Issues which could quite easily be held up over the show as being the point are subsumed into the beautiful mundanity of human experience and regurgitated as well crafted comedy. There’s no attempt to weave a plot line or neatly summed up narrative from the subject matter. No grand moral conclusions are reached, no profound motivational speeches are given, nothing is neatly packaged at the end of the night because as I said, life is too poor at plots and structure for anything like that to work.

Instead Dave offers a funny and thoroughly human insight into the sort of aspects and issues of life that for all of us defy any grandstanding or definition. He doesn’t take socially taboo subjects and try to present or define them, he’s simply honest in himself. Which when so many people talk about wanting to ‘normalise’ or open up debate on issues of mental health and long denied experiences is genuine relief. Because here they’re not being normalised or opened, they are normal and Dave is open about them.

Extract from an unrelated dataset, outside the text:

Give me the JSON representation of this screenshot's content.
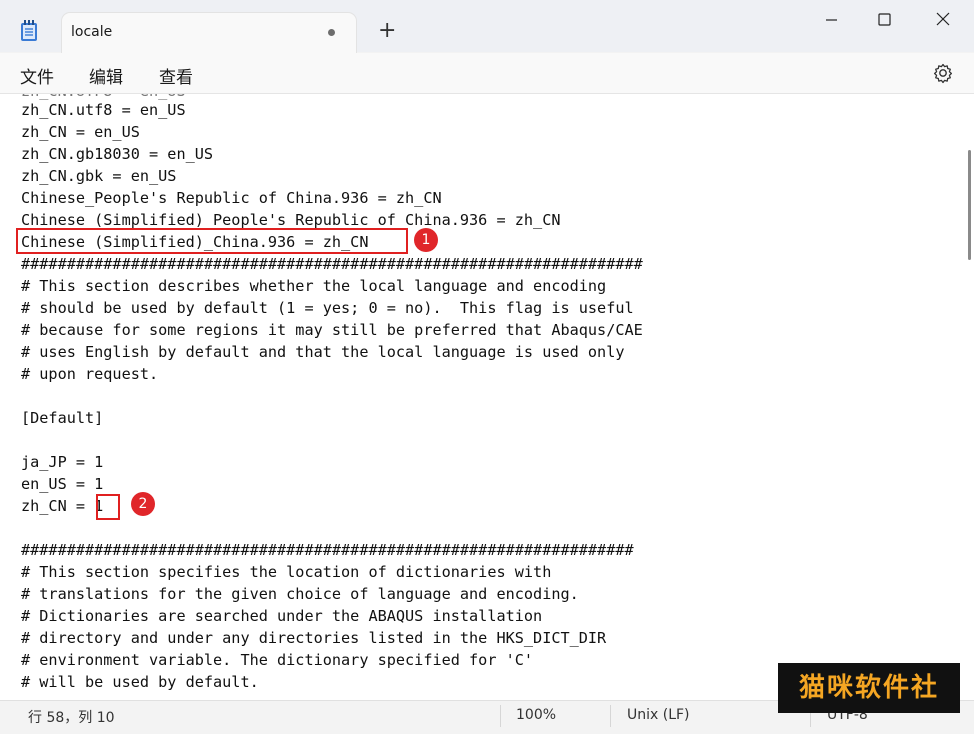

The Fringe isn’t far from being over now, so it’s a bit late to be plugging his show there but no doubt he’s going to be gigging out there, somewhere before long for you to catch him. In fact going by the Scrabble players wet dream of acronym based charities and groups that he seems to be involved with I’d be surprised if there was an evening of the year where he isn’t on a stage somewhere saying something. So add him on Twitter (@DaveChawner) and keep an eye out but if you are around Edinburgh at the moment I know for sure that you can catch him at The Loft above the Counting House pub on West Nicholson Street until the 30th. Which, as a pro tip, also has an offy around the corner and no bag checks so already the show’s got one up on most parts of life.